Muted response to housing start numbers

Figures “underwhelming” as low inventory and supply bottlenecks constrain activity, say economists

Muted response to housing start numbers

Mortgage industry experts have given a lukewarm response to the latest housing start figures.

The report by the HUD and Commerce Department shows that housing starts fell by 7% in July to 1.53 million units compared to the previous month, while single family starts were down by 4.5%.

Building permits for single-family properties also fell by 1.7% to just over one million units, although the issuing of permits overall was up by 2.6% compared to June, totaling 1.64 million units.

First American deputy chief economist Odeta Kushi described the data as “underwhelming”, stressing that the importance of building more homes “cannot be overstated”.

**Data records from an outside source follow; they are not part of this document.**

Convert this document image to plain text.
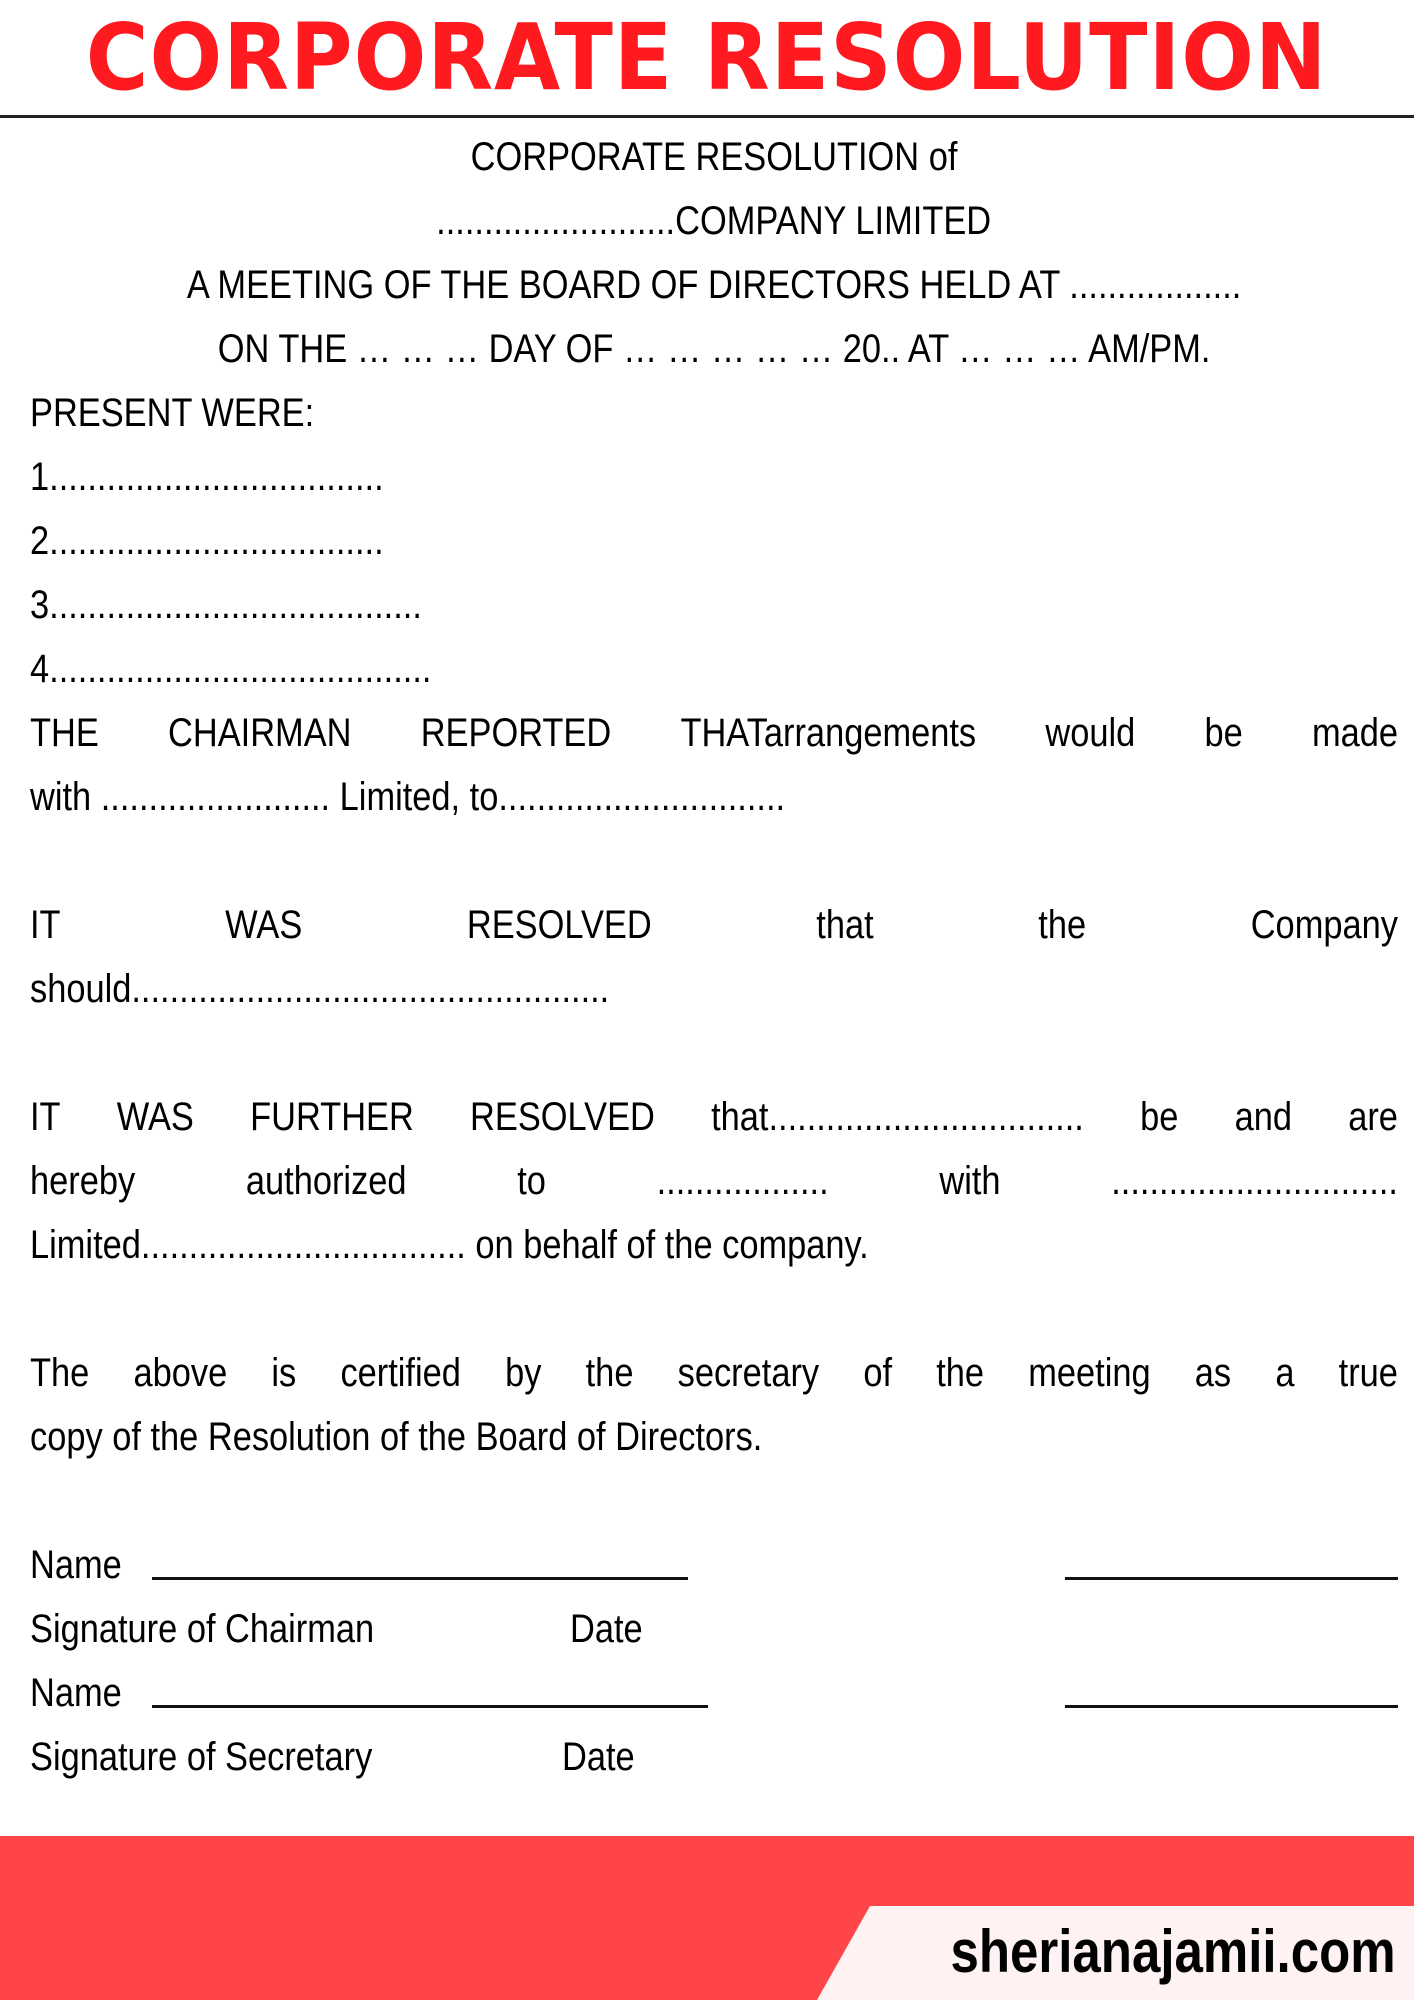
CORPORATE RESOLUTION
CORPORATE RESOLUTION of
.........................COMPANY LIMITED
A MEETING OF THE BOARD OF DIRECTORS HELD AT ..................
ON THE … … … DAY OF … … … … … 20.. AT … … … AM/PM.
PRESENT WERE:
1...................................
2...................................
3.......................................
4........................................
THE CHAIRMAN REPORTED THATarrangements would be made
with ........................ Limited, to..............................
IT	WAS	RESOLVED	that	the	Company
should..................................................
IT WAS FURTHER RESOLVED that................................. be and are
hereby	authorized	to	..................	with	..............................
Limited.................................. on behalf of the company.
The above is certified by the secretary of the meeting as a true
copy of the Resolution of the Board of Directors.
Name
Signature of Chairman	Date
Name
Signature of Secretary	Date
sherianajamii.com
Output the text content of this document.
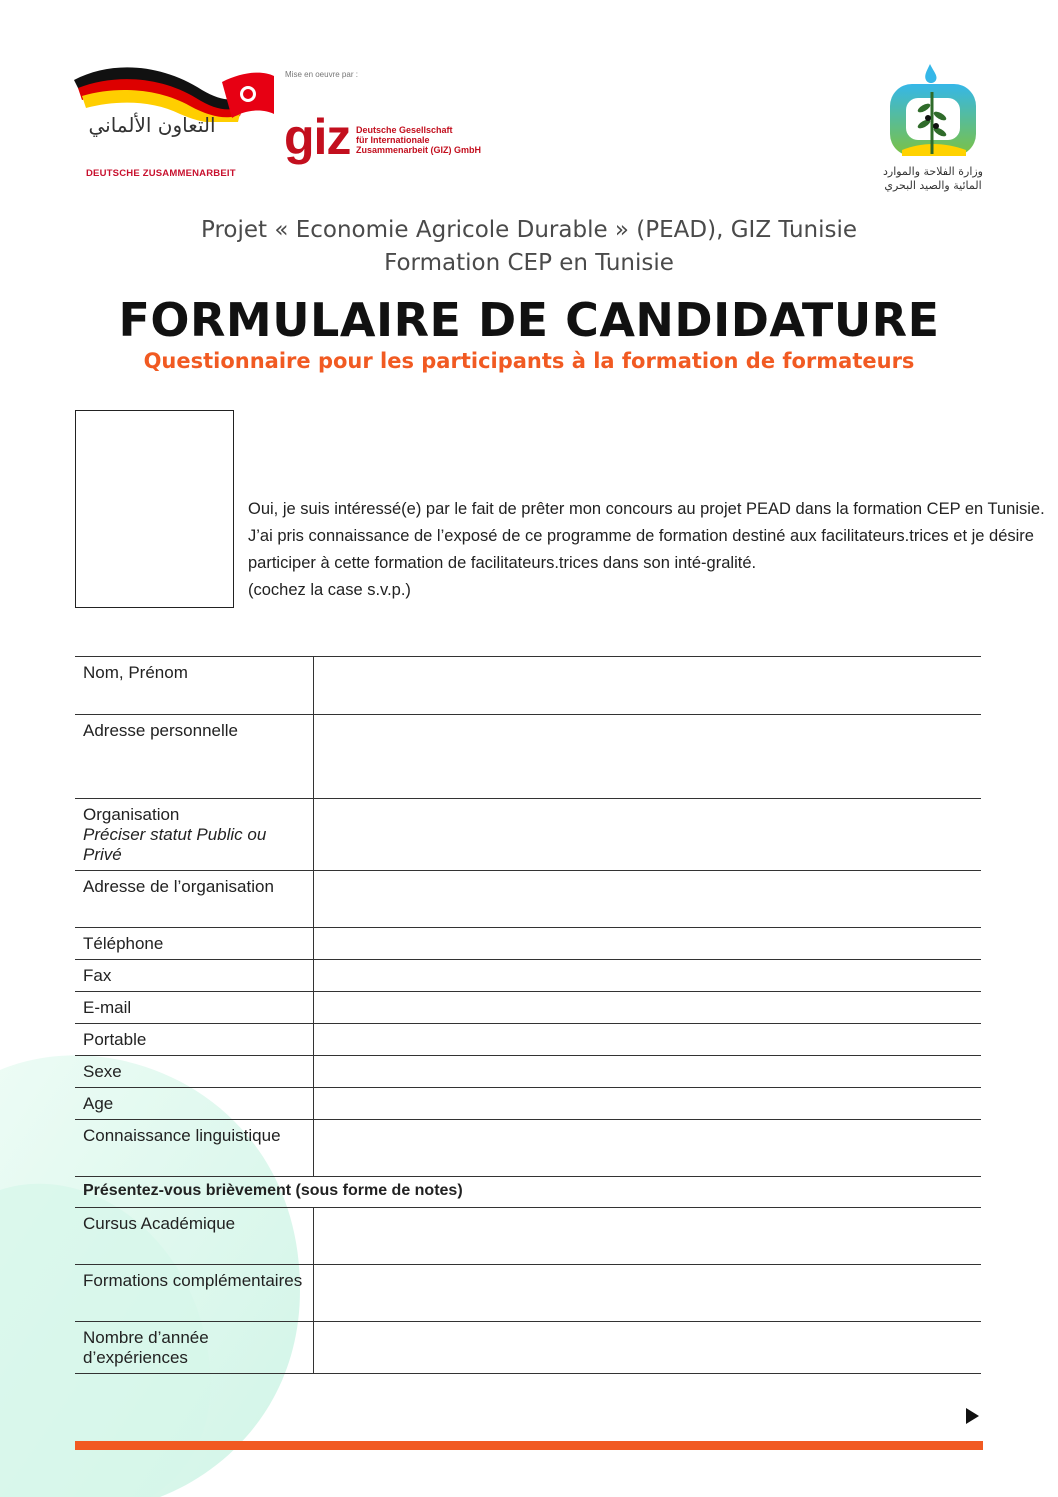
التعاون الألماني
DEUTSCHE ZUSAMMENARBEIT
Mise en oeuvre par :
giz Deutsche Gesellschaft
für Internationale
Zusammenarbeit (GIZ) GmbH
وزارة الفلاحة والموارد
المائية والصيد البحري
Projet « Economie Agricole Durable » (PEAD), GIZ Tunisie
Formation CEP en Tunisie
FORMULAIRE DE CANDIDATURE
Questionnaire pour les participants à la formation de formateurs

Oui, je suis intéressé(e) par le fait de prêter mon concours au projet PEAD dans la formation CEP en Tunisie.

J’ai pris connaissance de l’exposé de ce programme de formation destiné aux facilitateurs.trices et je désire

participer à cette formation de facilitateurs.trices dans son inté-gralité.

(cochez la case s.v.p.)

Nom, Prénom	
Adresse personnelle	

Organisation
Préciser statut Public ou Privé	

Adresse de l’organisation	
Téléphone	
Fax	
E-mail	
Portable	
Sexe	
Age	
Connaissance linguistique	
Présentez-vous brièvement (sous forme de notes)	
Cursus Académique	
Formations complémentaires	
Nombre d’année d’expériences	
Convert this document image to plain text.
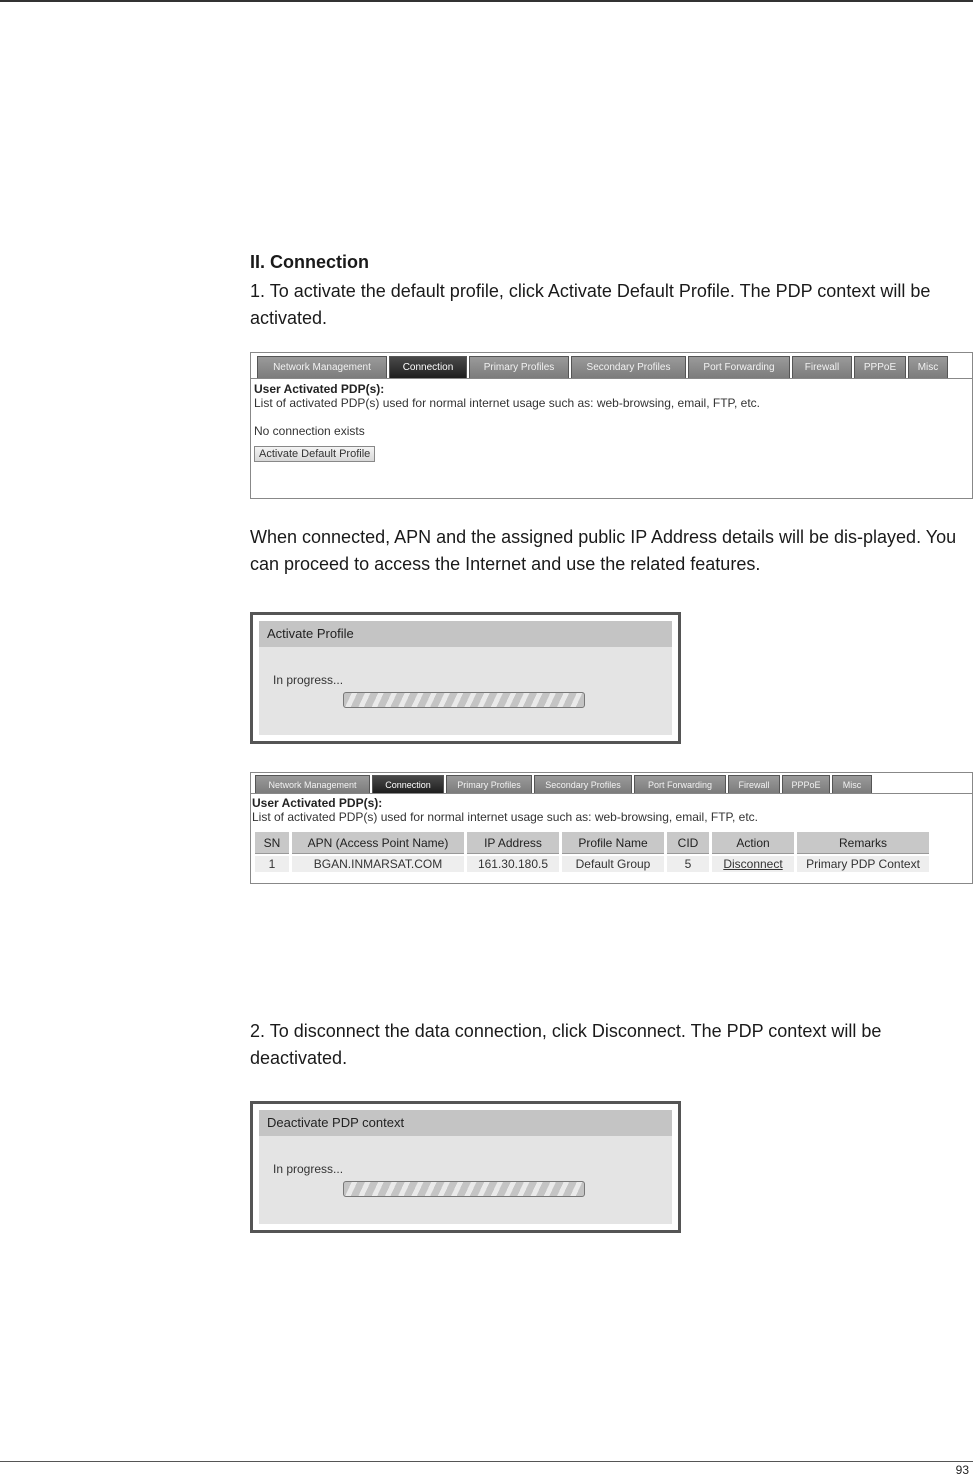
II. Connection
1. To activate the default profile, click Activate Default Profile. The PDP context will be activated.
Network Management	Connection	Primary Profiles	Secondary Profiles	Port Forwarding	Firewall	PPPoE	Misc
User Activated PDP(s):
List of activated PDP(s) used for normal internet usage such as: web-browsing, email, FTP, etc.
No connection exists
Activate Default Profile
When connected, APN and the assigned public IP Address details will be dis-played. You can proceed to access the Internet and use the related features.
Activate Profile
In progress...
Network Management	Connection	Primary Profiles	Secondary Profiles	Port Forwarding	Firewall	PPPoE	Misc
User Activated PDP(s):
List of activated PDP(s) used for normal internet usage such as: web-browsing, email, FTP, etc.
SN	APN (Access Point Name)	IP Address	Profile Name	CID	Action	Remarks
1	BGAN.INMARSAT.COM	161.30.180.5	Default Group	5	Disconnect	Primary PDP Context
2. To disconnect the data connection, click Disconnect. The PDP context will be deactivated.
Deactivate PDP context
In progress...
93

Read more: What’s hindering the construction industry?

She said: “While single-family starts and permits are above their pre-pandemic pace, the moderation is consistent with builder sentiment in August…(which) fell to its lowest level since July 2020.”

She went on: “The bright spot in an otherwise underwhelming report comes from the increase in the overall number of permits issued, which can signal how much home construction is in the pipeline.

“Inventory has been increasing in recent months, but we have underbuilt for a decade and July’s month-over-month decline in housing starts isn’t welcome news.”

She also warned that the number of single-family homes that had been given the go-ahead - 145,000 in July - but whose construction had not yet started was up to 56% higher than a year ago.

She attributed delays in construction to the lack of availability and rising cost of building materials, a view that was shared earlier by Danushka Nanayakkara-Skillington, the assistant vice president of forecasting and analysis at the National Association of Home Builders.

Read more: No magic bullet for housing shortage, says chief economist

Kushi also highlighted the headwinds facing new home construction in the shape of skilled labor and material shortages.

She cited some positives, such as the rise in the number of residential construction workers in the last year, which was now above the pre-pandemic level, and that lumber prices were falling from record highs.

Mark Palim, Fannie Mae’s deputy chief economist, said he expected a limited benefit from recent reductions in mortgage rates, “given current supply-side and affordability challenges”.

He added: “For the housing market, at current case levels, the lack of inventories of homes for sale and continued supply chain bottlenecks experienced by homebuilders remain the primary constraints on home purchase activity.”

Mike Fratantoni, chief economist at the Mortgage Bankers Association, gave a more positive response to the data, noting that while single-family and multifamily starts declined in July, single-family starts were almost 12% higher compared to 2020.

He added that there were now more single-family homes under construction than at any time since 2007, with almost 690,000 being built, saying that it was “a positive sign, given the remarkably low levels of inventory on the market”, predicting that the pace of construction would continue to increase.

Holden Lewis, home and mortgage expert at NerdWallet, said he believed housing starts would “bounce back in a month or two” as builders secured more building permits.